The question, self-evident to him, knocked the words out of me. I sat down at the empty lunchtable. I had nothing left to say. I didn't even want to be there. Impulse instructed me to run, get rid of him without pointless postmortems. I would have, except for the farewell I owed Dr. Ressler, the blessing I needed from him.
"Why didn't I wake you?" I could manage nothing more than a flat, journalistic survey. Todd nodded, but betrayed the pretense by fiddling with the knobs on the microwave. I was getting softer, fainter. I felt nothing. No resentment, no desperation. Zero. A cipher. I lifted my eyebrows: I release you; now will you let me out cleanly?
"You didn't want to wake our friend?" Todd's voice tacked suddenly, came about. Its preemptive volume, front first, dropping the would-be innocence, jerked me by the neck.
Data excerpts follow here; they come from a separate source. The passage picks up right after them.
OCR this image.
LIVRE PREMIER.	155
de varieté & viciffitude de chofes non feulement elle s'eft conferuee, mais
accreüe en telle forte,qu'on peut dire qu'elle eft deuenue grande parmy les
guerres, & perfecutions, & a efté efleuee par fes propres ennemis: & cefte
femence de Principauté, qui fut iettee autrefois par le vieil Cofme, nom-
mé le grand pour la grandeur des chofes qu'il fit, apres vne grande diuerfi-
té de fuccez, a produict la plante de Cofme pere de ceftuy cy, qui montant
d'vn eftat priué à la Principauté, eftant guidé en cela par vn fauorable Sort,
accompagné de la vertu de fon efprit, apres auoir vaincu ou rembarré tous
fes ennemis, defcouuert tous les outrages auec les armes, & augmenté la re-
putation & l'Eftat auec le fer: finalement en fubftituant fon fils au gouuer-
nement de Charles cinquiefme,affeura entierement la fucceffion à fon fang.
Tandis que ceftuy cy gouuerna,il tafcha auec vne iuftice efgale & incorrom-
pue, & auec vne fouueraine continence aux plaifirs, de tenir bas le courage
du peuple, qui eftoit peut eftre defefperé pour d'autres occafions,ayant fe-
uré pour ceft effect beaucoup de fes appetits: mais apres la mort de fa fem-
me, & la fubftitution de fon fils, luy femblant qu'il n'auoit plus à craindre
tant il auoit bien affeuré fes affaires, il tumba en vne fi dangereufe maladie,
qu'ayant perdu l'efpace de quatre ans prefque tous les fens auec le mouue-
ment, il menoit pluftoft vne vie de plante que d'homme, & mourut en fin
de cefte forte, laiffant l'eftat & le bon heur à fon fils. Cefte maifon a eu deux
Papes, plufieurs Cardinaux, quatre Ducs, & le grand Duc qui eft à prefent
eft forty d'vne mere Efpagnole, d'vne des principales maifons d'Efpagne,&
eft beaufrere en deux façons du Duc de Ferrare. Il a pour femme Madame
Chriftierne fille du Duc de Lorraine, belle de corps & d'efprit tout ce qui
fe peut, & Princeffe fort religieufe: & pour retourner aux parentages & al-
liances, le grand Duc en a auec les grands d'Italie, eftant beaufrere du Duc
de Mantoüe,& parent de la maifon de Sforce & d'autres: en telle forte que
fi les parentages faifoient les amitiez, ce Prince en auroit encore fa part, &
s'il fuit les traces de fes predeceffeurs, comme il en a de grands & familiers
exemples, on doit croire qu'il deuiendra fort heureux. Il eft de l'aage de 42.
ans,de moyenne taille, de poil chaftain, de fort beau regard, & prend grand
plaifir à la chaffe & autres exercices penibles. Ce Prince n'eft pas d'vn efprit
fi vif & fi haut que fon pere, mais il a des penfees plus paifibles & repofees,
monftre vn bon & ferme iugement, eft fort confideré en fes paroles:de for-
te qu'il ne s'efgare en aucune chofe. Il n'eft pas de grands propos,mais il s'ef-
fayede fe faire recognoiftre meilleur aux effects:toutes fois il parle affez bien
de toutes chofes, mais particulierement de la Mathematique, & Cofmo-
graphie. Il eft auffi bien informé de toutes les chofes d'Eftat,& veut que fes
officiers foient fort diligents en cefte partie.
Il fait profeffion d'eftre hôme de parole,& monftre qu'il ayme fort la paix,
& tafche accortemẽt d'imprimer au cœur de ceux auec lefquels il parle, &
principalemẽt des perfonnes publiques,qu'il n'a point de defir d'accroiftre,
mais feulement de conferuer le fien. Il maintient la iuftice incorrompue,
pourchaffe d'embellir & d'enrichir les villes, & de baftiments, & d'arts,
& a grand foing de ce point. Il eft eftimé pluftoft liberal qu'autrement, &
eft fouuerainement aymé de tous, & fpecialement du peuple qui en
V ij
"I didn't want to wake your friend," I said, this time finding the exact, disdaining disengagement I was after. He tilted toward me and rubbed an eyebrow; every natural defense lay with him. I could not lie, could neither attack nor escape. Tolerance of animal stupidity, the only religion I believe in, kept me from choking him. He had broken no rules; we had never laid down any. From the first, I could have him only without promise or propriety. But he had broken something, unforgivably cheated. He had not said. From the day he first showed at the Information Desk, all facts were to be on the table, public domain.
I
"How long?" I asked him. I might have been conducting a phone poll, a product questionnaire.
Todd closed his eyes, pressed thumb to the lids, and struggled to suppress an hysterical snicker. "How long what?"